The Placebo Effect (The Skeptic's Dictionary)


You don't need to be aware of an expectation of improvement for the placebo effect to happen. - Unsurprising

A psychologist uses pseudo-scientific babble "It is, in other words, a level of quantum reality." - Unsurprising

Things happening in the brain-body outside of cognitive awareness are perfectly compatible with a materialistic analysis. Using it to imply anything about mind-matter duality, even witout the preeminent woo-marker that misusing "quantum" is, is inane.
 
Here's something I wrote elsewhere:
Sometimes, “placebo effect” is used as shorthand for “any improvement not attributable to an active intervention” – this improvement could be due to a number of factors. When used in this way, the term does cover the true placebo effect, but it also includes the following: "Spontaneous improvement, fluctuation of symptoms, regression to the mean, additional treatment, conditional switching of placebo treatment, scaling bias, irrelevant response variables, answers of politeness, experimental subordination, conditioned answers, neurotic or psychotic misjudgment, psychosomatic phenomena, misquotation, etc." [Kienle and Kiene, 1997]


The big problem with this is that it causes the placebo effect to be confused with all these other factors, many of which are not anything to do with the administration of the treatment. People then manage to misinterpret "this treatment works no better than placebo" as meaning "this treatment works via the placebo effect", and argue for its use on this basis.
 
THE UNCONSCIOUS MIND PLAYS A KEY ROLE IN THE PLACEBO EFFECT

http://myscienceacademy.org/2012/09/11/the-unconscious-mind-plays-a-key-role-in-the-placebo-effect/

Much of medicine is based on what is considered the strongest possible evidence: The placebo-controlled trial. A paper published in the October 19 issue of Annals of Internal Medicine — entitled “What’s In Placebos: Who Knows?” calls into question this foundation upon which much of medicine rests, by showing that there is no standard behind the standard — no standard for the placebo.


Why should there be a standard for placebos? All a placebo is is a convincing dummy treatment, so its nature will be determined entirely by the nature of the treatment being investigated. The only important criterion is that the placebo should be indistinguishable from the treatment itself.
 
Why should there be a standard for placebos? All a placebo is is a convincing dummy treatment, so its nature will be determined entirely by the nature of the treatment being investigated. The only important criterion is that the placebo should be indistinguishable from the treatment itself.

No.

The criterion is the personal belief of the person taking it.

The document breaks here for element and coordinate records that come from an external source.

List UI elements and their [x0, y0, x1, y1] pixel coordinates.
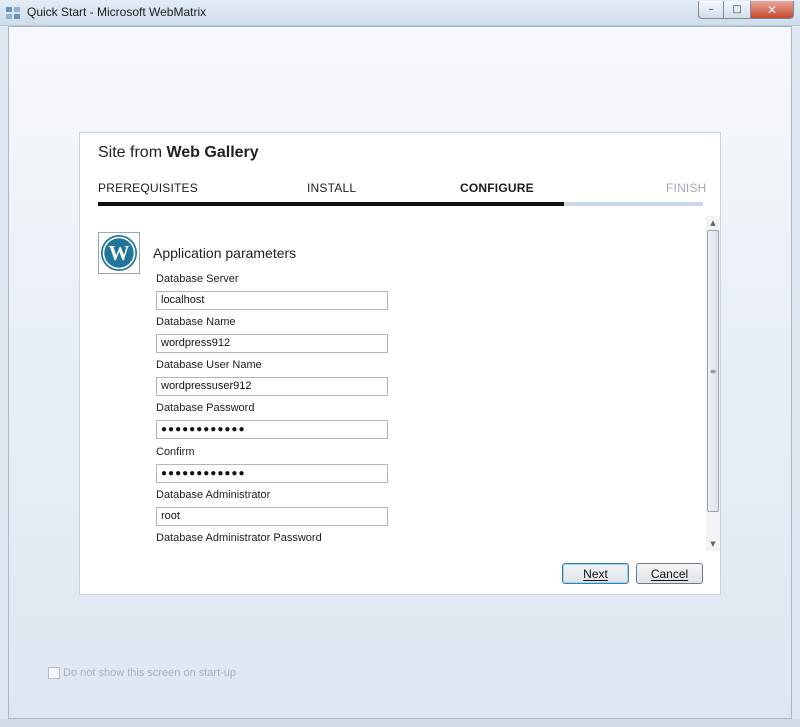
close-button[interactable]: ✕: [750, 1, 794, 19]
title-bar: Quick Start - Microsoft WebMatrix – □ ✕: [0, 0, 800, 26]
minimize-button[interactable]: –: [698, 1, 724, 19]
window-frame-bottom: [0, 719, 800, 727]
cancel-button[interactable]: Cancel: [636, 563, 703, 584]
scroll-up-arrow-icon[interactable]: ▲: [706, 216, 720, 230]
database-server-label: Database Server: [156, 273, 239, 285]
scroll-grip-icon: ≡: [709, 366, 717, 376]
next-button[interactable]: Next: [562, 563, 629, 584]
next-button-label: Next: [583, 566, 608, 581]
database-name-input[interactable]: wordpress912: [156, 334, 388, 353]
database-password-input[interactable]: ●●●●●●●●●●●●: [156, 420, 388, 439]
database-password-label: Database Password: [156, 402, 255, 414]
close-icon: ✕: [766, 2, 778, 17]
wordpress-logo-icon: W: [98, 232, 140, 274]
database-administrator-password-label: Database Administrator Password: [156, 532, 322, 544]
scroll-down-arrow-icon[interactable]: ▼: [706, 537, 720, 551]
step-finish: FINISH: [666, 181, 707, 195]
wizard-progress-track: [98, 202, 703, 206]
database-administrator-label: Database Administrator: [156, 489, 271, 501]
database-user-name-input[interactable]: wordpressuser912: [156, 377, 388, 396]
startup-checkbox[interactable]: [48, 667, 60, 679]
step-install: INSTALL: [307, 181, 357, 195]
form-scrollbar[interactable]: ▲ ≡ ▼: [706, 216, 720, 551]
wizard-steps: PREREQUISITES INSTALL CONFIGURE FINISH: [98, 181, 706, 197]
step-configure: CONFIGURE: [460, 181, 534, 195]
maximize-icon: □: [732, 4, 742, 15]
confirm-password-input[interactable]: ●●●●●●●●●●●●: [156, 464, 388, 483]
confirm-password-label: Confirm: [156, 446, 195, 458]
webmatrix-app-icon: [6, 7, 20, 19]
database-administrator-input[interactable]: root: [156, 507, 388, 526]
maximize-button[interactable]: □: [724, 1, 750, 19]
wordpress-logo-letter: W: [109, 241, 130, 265]
window-title: Quick Start - Microsoft WebMatrix: [27, 5, 207, 19]
cancel-button-label: Cancel: [650, 566, 689, 581]
scroll-thumb[interactable]: ≡: [707, 230, 719, 512]
database-server-input[interactable]: localhost: [156, 291, 388, 310]
panel-title: Site from Web Gallery: [98, 144, 259, 162]
startup-option: Do not show this screen on start-up: [48, 667, 236, 679]
step-prerequisites: PREREQUISITES: [98, 181, 198, 195]
minimize-icon: –: [708, 4, 714, 15]
database-user-name-label: Database User Name: [156, 359, 262, 371]
startup-checkbox-label: Do not show this screen on start-up: [63, 667, 237, 679]
panel-title-prefix: Site from: [98, 144, 167, 161]
panel-title-bold: Web Gallery: [166, 144, 259, 161]
section-title: Application parameters: [153, 245, 297, 261]
quick-start-panel: Site from Web Gallery PREREQUISITES INST…: [79, 132, 721, 595]
database-name-label: Database Name: [156, 316, 236, 328]
wizard-progress-fill: [98, 202, 564, 206]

If they believe it will work, it more likely will.

If they are too skeptical, it likely wont.

Easy difference. Supported by a lot of psycho-pharmacolgy publications.
 
No.

The criterion is the personal belief of the person taking it.

If they believe it will work, it more likely will.

If they are too skeptical, it likely wont.

Easy difference. Supported by a lot of psycho-pharmacolgy publications.

That doesn't address the post quoted - that the alleged absence of a standard for placebos is an irrelevance.
 
Interestingly, one study shows that the placebo effect works even if the person knows it is a placebo. Deception is not necessary.

So obviously it must be magic :p :D
 
No.

The criterion is the personal belief of the person taking it.

If they believe it will work, it more likely will.

If they are too skeptical, it likely wont.

Easy difference. Supported by a lot of psycho-pharmacolgy publications.


The part of the article you linked to that I quoted was calling the validity of the placebo controlled trial into question bacause there is "no standard for the placebo".

You cannot have a standardised placebo for use in controlled trials because something that is a convincing placebo for one intervention will not necessarily be a convincing placebo for another. A pill isn't going to be a convincing placebo for acupuncture, for example. Even if the intervention being tested is a pill, a pill of a different colour is not going to be an adequate placebo.

The nature of the placebo used in a placebo controlled trial needs to be determined by the nature of the particular intervention, because the placebo needs to be indistinguishable from the treatment.